I didn't hear the birds call at the time and we've never heard a Black Woodpecker call that year or since. We have of course learnt the very distinctive calls just in case!

So, a tentative, possible sighting. I record it here in case there is a confirmed sighting some time in the future, when I shall be able to believe myself. But who's to say that an area that attracts Hoopoes, Nightjars, Turtle Doves and Hobbies may not have something that briefly detained a couple of transiting Black Woodpeckers back in July 2004. Our area is, after all, not so far from France. On certain routes across the channel it would offer the first large areas of woodland and forest a long-distance traveller would find. Bedgebury Pinetum is the next stop.

A brief comment taken from The Independent on the imminent arrival of this bird in England here. That was written eight years ago.

More on British sightings from BirdForum (

"Vagrants have possibly reached Britain but despite now having been reported more than 80 times there are no accepted records. The English Channel does not seem to be an insurmountable barrier for this species as it has colonised the Danish island of Bornholm which lies a similar distance from the mainland as that between northern France and Kent."
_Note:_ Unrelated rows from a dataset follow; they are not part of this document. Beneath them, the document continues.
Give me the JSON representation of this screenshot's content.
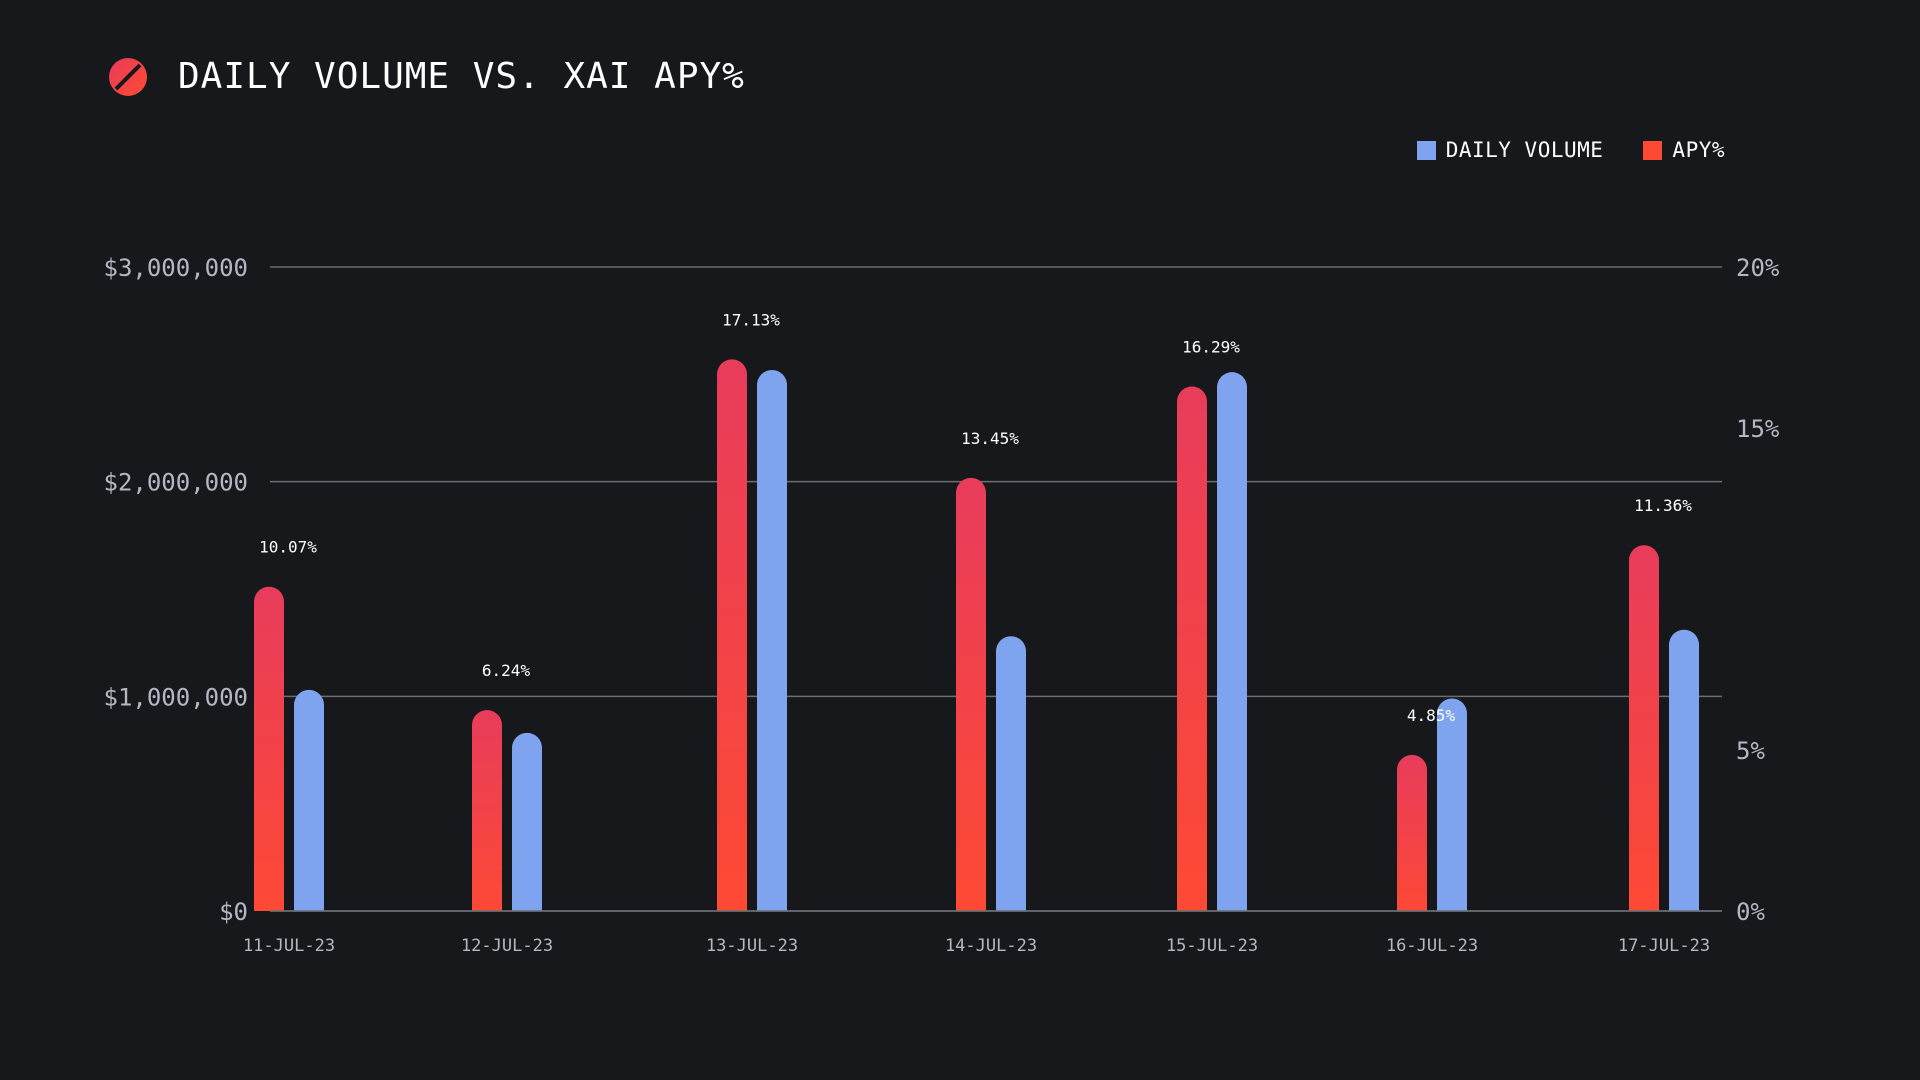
{
  "header": {
    "title": "DAILY VOLUME VS. XAI APY%",
    "logo_icon": "xai-logo-icon"
  },
  "colors": {
    "background": "#17181c",
    "volume": "#7fa4ef",
    "apy_top": "#e83c5b",
    "apy_bottom": "#ff4a33",
    "grid": "#6b6e75",
    "axis_text": "#b4b8c2"
  },
  "legend": {
    "volume_label": "DAILY VOLUME",
    "apy_label": "APY%"
  },
  "chart_data": {
    "type": "bar",
    "title": "DAILY VOLUME VS. XAI APY%",
    "xlabel": "",
    "ylabel": "",
    "categories": [
      "11-JUL-23",
      "12-JUL-23",
      "13-JUL-23",
      "14-JUL-23",
      "15-JUL-23",
      "16-JUL-23",
      "17-JUL-23"
    ],
    "series": [
      {
        "name": "APY%",
        "axis": "right",
        "values": [
          10.07,
          6.24,
          17.13,
          13.45,
          16.29,
          4.85,
          11.36
        ],
        "labels": [
          "10.07%",
          "6.24%",
          "17.13%",
          "13.45%",
          "16.29%",
          "4.85%",
          "11.36%"
        ]
      },
      {
        "name": "DAILY VOLUME",
        "axis": "left",
        "values": [
          1030000,
          830000,
          2520000,
          1280000,
          2510000,
          990000,
          1310000
        ]
      }
    ],
    "left_axis": {
      "ticks": [
        0,
        1000000,
        2000000,
        3000000
      ],
      "tick_labels": [
        "$0",
        "$1,000,000",
        "$2,000,000",
        "$3,000,000"
      ]
    },
    "right_axis": {
      "ticks": [
        0,
        5,
        15,
        20
      ],
      "tick_labels": [
        "0%",
        "5%",
        "15%",
        "20%"
      ]
    },
    "grid": true,
    "legend_position": "top-right"
  }
}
That's remakarble -- 80 reported sightings and none verifiable. Even if only 10% of the sightings were valid, that would be around 10 single birds or pairs hopping around. Their calls are extremely distinctive and would be recognised as those of a strange bird by anyone who was familiar with bird calls in their area. I suppose the problem is that for an acceptable record a verifiable photo or sound recording has to be made, and not everyone wanders around the countryside with a long-lens camera or sound equipment at the ready! Anyway, with 80 UK reports I don't feel quite so out on a limb . . .


Hoopoe, Upupa epops

A Hoopoe (or Hoopoe pair) was seen in the area some years ago, with several sightings by more than one person. However, they must have decided that our little patch was not for them. What a shame, as I remember these smallish but spectacular birds well from car trips between England and Iran. They were mainly in the remoter parts of central and eastern Turkey, and it would be wonderful to see them again . . in our thoroughly domestic corner of England. One thing we're not short of is ants! One day I'll get more details of these sightings and put them up here.